Alan Sepinwall of HitFix wrote, "After a couple of experimental episodes in a row, 'The Club' is a pretty straightforward outing. The guys hang out, Earn and Alfred each brush up against the limits of Paper Boi's modest celebrity, and there are a few surreal touches, Darius is mostly off marching to the beat of his own drummer, and the cops may have to get involved again. If a show so determined to defy expectations could be said to have a formula, 'The Club' is a clear – and entertaining – example of that formula."
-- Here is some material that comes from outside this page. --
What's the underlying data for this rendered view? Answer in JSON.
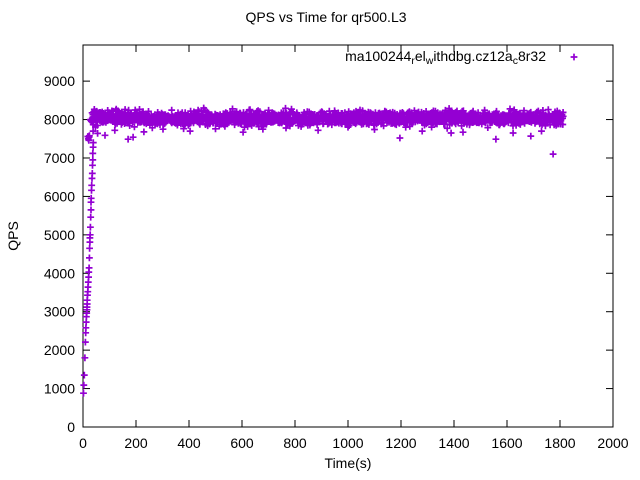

Michael Arceneaux of Vulture gave the episode a 4 star rating out of 5 and wrote, "Slow-moving or not, what's happening on Atlanta is long overdue. I've had some critiques, but as a whole, this is such an impressive first season. It reminds me of a really good first album — with little tweaks here and there, it'd be a true masterpiece." Michael Snydel of Paste wrote, "After last week's form-breaking, politically urgent episode, it was always going to be difficult for Atlanta to reach the same heights this week. 'The Club' is much more in line with the rest of the season, but even as it's less ambitious, it's still a pretty strong episode."

The episode's use of "Knuck If You Buck" received attention by some audience viewers, with some criticizing the subdued nature of clubgoers depicted when the song played. TheWrap wrote, "Unlike most TV shows or movies, the club scene in Atlanta wasn't depicted as a ritzy place where everyone was beautiful and dressed to the nines, having the time of their lives. Primal, a nightclub in Atlanta and on Atlanta, depicted the real club experience: Earn doesn't drink, Darius left early to eat cereal and play video games and Paper Boi was bored out of his mind. So when 'Knuck If You Buck' came on during the episode, most people were naturally expecting the show to stay true to its roots and have the proper response to such a monumental song. But then again, we should have all learned by now to not expect anything normal from Donald Glover."